In many ways, it’s also slightly chilling they have this much power. They almost have to live up to the Spider-Man creed of great power meaning great(er) responsibility.
At least we’re seeing them take each movie seriously on the influence they exude. Kevin Feige’s announcement recently at Comic-Con that Phase Four will have more diversity and attention to all groups of people shows they care about legacy and inclusion.
On the other end of things is the problem of building themselves so high, audience expectations might become impossible to meet eventually.
Can Marvel continue to top each movie?
We all know the MCU has a specific formula everyone expects to see, something they can basically maintain. One of those is the post-credits scenes giving hints to what’s next on the big screen. Beyond this, though, the plot points and special effects certainly can’t be uniform for the next ten years.

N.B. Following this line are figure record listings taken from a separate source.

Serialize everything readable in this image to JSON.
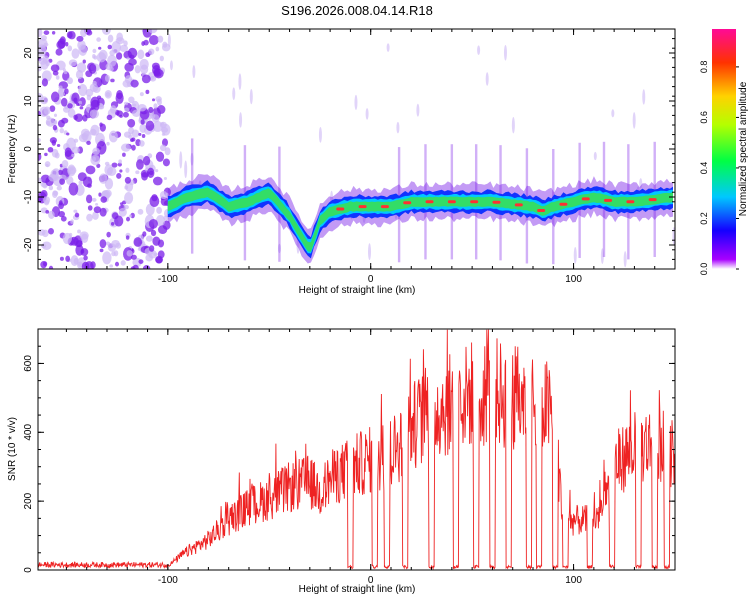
{
  "title": "S196.2026.008.04.14.R18",
  "colors": {
    "snr_line": "#ee2222",
    "band_core": "#ff3030",
    "band_mid": "#33dd66",
    "band_edge": "#1133ff",
    "noise_purple": "#7a1ee8",
    "noise_light": "#cdb8f5"
  },
  "chart_data": [
    {
      "type": "heatmap",
      "title": "S196.2026.008.04.14.R18",
      "xlabel": "Height of straight line (km)",
      "ylabel": "Frequency (Hz)",
      "xlim": [
        -164,
        150
      ],
      "ylim": [
        -25,
        25
      ],
      "xticks": [
        -100,
        0,
        100
      ],
      "yticks": [
        -20,
        -10,
        0,
        10,
        20
      ],
      "colorbar": {
        "label": "Normalized spectral amplitude",
        "range": [
          0,
          0.95
        ],
        "ticks": [
          0.0,
          0.2,
          0.4,
          0.6,
          0.8
        ],
        "colormap": [
          "#ffffff",
          "#a800ff",
          "#1400ff",
          "#00c8ff",
          "#00ff44",
          "#b4ff00",
          "#ffd200",
          "#ff3200",
          "#ff0a96"
        ]
      },
      "noise_region_x": [
        -164,
        -100
      ],
      "band_track": {
        "x": [
          -100,
          -90,
          -80,
          -70,
          -60,
          -50,
          -40,
          -30,
          -25,
          -20,
          -10,
          0,
          10,
          20,
          40,
          60,
          80,
          85,
          90,
          100,
          110,
          120,
          130,
          150
        ],
        "freq": [
          -12,
          -10,
          -9,
          -12,
          -11,
          -9,
          -14,
          -21,
          -15,
          -13,
          -12,
          -12,
          -12,
          -11,
          -11,
          -11,
          -12,
          -13,
          -12,
          -11,
          -10,
          -11,
          -11,
          -10
        ]
      },
      "vertical_streaks_x": [
        -88,
        -62,
        -45,
        14,
        27,
        40,
        52,
        64,
        77,
        90,
        103,
        115,
        127,
        140
      ]
    },
    {
      "type": "line",
      "xlabel": "Height of straight line (km)",
      "ylabel": "SNR (10 * v/v)",
      "xlim": [
        -164,
        150
      ],
      "ylim": [
        0,
        700
      ],
      "xticks": [
        -100,
        0,
        100
      ],
      "yticks": [
        0,
        200,
        400,
        600
      ],
      "envelope": {
        "x": [
          -164,
          -100,
          -92,
          -80,
          -70,
          -60,
          -50,
          -40,
          -30,
          -25,
          -20,
          -10,
          0,
          10,
          20,
          30,
          40,
          50,
          60,
          70,
          80,
          90,
          95,
          100,
          110,
          115,
          120,
          130,
          140,
          150
        ],
        "y": [
          15,
          15,
          60,
          110,
          180,
          230,
          260,
          300,
          320,
          280,
          330,
          370,
          400,
          420,
          520,
          580,
          600,
          640,
          650,
          620,
          640,
          560,
          180,
          180,
          180,
          230,
          380,
          440,
          460,
          430
        ]
      },
      "dropouts_x": [
        -10,
        2,
        8,
        17,
        30,
        42,
        52,
        60,
        68,
        78,
        83,
        91,
        96,
        108,
        119,
        132,
        140,
        146
      ]
    }
  ]
}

Avengers: Endgame alone upped the ante in what’s possible within the Marvel universe. Allowing time travel, paradoxes, and alternate timelines to enter the picture truly made the writing potentially more difficult to take on for future movies.
Then again, the time travel element was reserved mainly for the Avengers crew. Spider-Man: Far From Home stuck with more human drama, and it clearly worked.
Story expectation, however, will still need to be heightened through each movie. The writing teams are perhaps plotting out Phase Four now on giant whiteboards to make sure they can create individual stories everyone talks about for years.
Keeping up with special effects is a given, though there’s a backlash against CGI
Agreed. I think we’re also getting to the point where people are starting to be “over” real-enough looking CGI and are missing the charm, heart and appeal of less realistic and “more artistic” methods. Hence the Lion King backlash.
— Christopher Spicer (@chrisspicer31) July 22, 2019
Everyone will expect to see Marvel keep up with CGI advancements, and the recent movies clearly demonstrate this. Not that there hasn’t been a lot of criticism of CGI overuse in films. As stunning as CGI is now in creating photorealistic images, not everyone is crazy about it as we’ve seen in The Lion King remake.
In some cases, Marvel uses more practical devices, such as Jake Gyllenhaal putting himself through the torture of wearing a physical Mysterio costume throughout Spider-Man: Far From Home.
Perhaps we can argue if Marvel films want to keep being better, they shouldn’t fall prey to the worse excessive proclivities of Hollywood. This means taming CGI oversaturation and not becoming too complacent in the stories people want to see.
Most importantly, the writers need to keep upping their game since the story is the heart of what makes the MCU work. They may need storyboards as big as several city blocks to make this work in the years to come.